Già, ma come e a quale campionato iscriversi? In casa
Mediaset hanno già le idee chiare ed hanno ben capito che oltre al tema dell’indipendenza
della rete (e quindi il controllo), altro terreno di scontro con TIM è sui contenuti. Una
possibile ipotesi consiste nel rafforzare la proposizione di un modello simile
a Terna, dove il gestore è puramente tecnico e gli operatori forniscono i
contenuti e saranno poi gli utenti, il mercato, a scegliere.
Di tutto questo
però non si avverte traccia dalle parti di Viale Mazzini, trincerati dietro un
imbarazzante comunicato che nel punto più rilevante chiede di essere invitato a
partecipare a tavoli e iniziative, senza dire una parola con quali proposte industriale
(vedi Rai Way) oppure con quali risorse affrontare questo confronto (che non ci
sono) oppure, come si legge sempre nel comunicato “quali rischi ed opportunità”

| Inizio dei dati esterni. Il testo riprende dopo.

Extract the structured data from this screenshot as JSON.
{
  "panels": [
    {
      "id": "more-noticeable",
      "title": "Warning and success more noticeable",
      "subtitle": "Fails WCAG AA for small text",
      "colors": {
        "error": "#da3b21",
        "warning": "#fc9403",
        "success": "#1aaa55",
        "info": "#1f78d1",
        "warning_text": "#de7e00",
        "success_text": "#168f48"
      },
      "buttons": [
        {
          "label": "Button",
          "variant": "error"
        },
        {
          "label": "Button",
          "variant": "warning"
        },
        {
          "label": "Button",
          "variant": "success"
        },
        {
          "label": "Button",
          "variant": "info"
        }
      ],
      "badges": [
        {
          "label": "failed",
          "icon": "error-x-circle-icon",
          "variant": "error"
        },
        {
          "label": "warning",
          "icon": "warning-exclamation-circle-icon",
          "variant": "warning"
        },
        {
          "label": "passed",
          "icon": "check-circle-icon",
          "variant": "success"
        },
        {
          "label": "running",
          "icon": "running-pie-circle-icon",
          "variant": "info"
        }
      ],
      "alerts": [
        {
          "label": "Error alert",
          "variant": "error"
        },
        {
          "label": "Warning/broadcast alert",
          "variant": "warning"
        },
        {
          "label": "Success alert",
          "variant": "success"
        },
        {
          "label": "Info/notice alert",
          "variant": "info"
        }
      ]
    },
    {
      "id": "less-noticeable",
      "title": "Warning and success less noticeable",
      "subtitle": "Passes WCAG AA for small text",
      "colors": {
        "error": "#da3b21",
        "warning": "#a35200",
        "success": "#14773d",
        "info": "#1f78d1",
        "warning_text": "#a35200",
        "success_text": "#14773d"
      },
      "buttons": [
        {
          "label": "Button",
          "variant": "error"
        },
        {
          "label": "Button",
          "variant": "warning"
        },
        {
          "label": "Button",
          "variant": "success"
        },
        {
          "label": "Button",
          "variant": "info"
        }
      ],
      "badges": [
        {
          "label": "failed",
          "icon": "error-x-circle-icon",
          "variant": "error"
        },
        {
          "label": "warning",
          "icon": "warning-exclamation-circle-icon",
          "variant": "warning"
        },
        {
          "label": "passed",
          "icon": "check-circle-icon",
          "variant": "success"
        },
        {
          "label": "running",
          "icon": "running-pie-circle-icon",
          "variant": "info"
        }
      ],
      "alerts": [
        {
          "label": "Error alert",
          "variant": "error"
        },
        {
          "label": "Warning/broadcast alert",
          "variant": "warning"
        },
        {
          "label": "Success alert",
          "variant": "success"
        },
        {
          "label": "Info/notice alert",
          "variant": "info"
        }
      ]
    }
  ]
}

si prospettano per il Servizio Pubblico. Insomma, a farla breve, ancora una volta “vorrei ma non
posso” o a scelta “potrei ma non voglio”
cioè la sagra delle occasioni mancate.
E, a proposito di occasioni, è bene sottolineare che ci
stiamo trovando in una contingenza assolutamente favorevole alla ripresa di una
iniziativa sulla riforma dell’intero sistema delle TLC dove trovare posto a
quella conseguente del Servizio Pubblico e, segnatamente, della sua governance.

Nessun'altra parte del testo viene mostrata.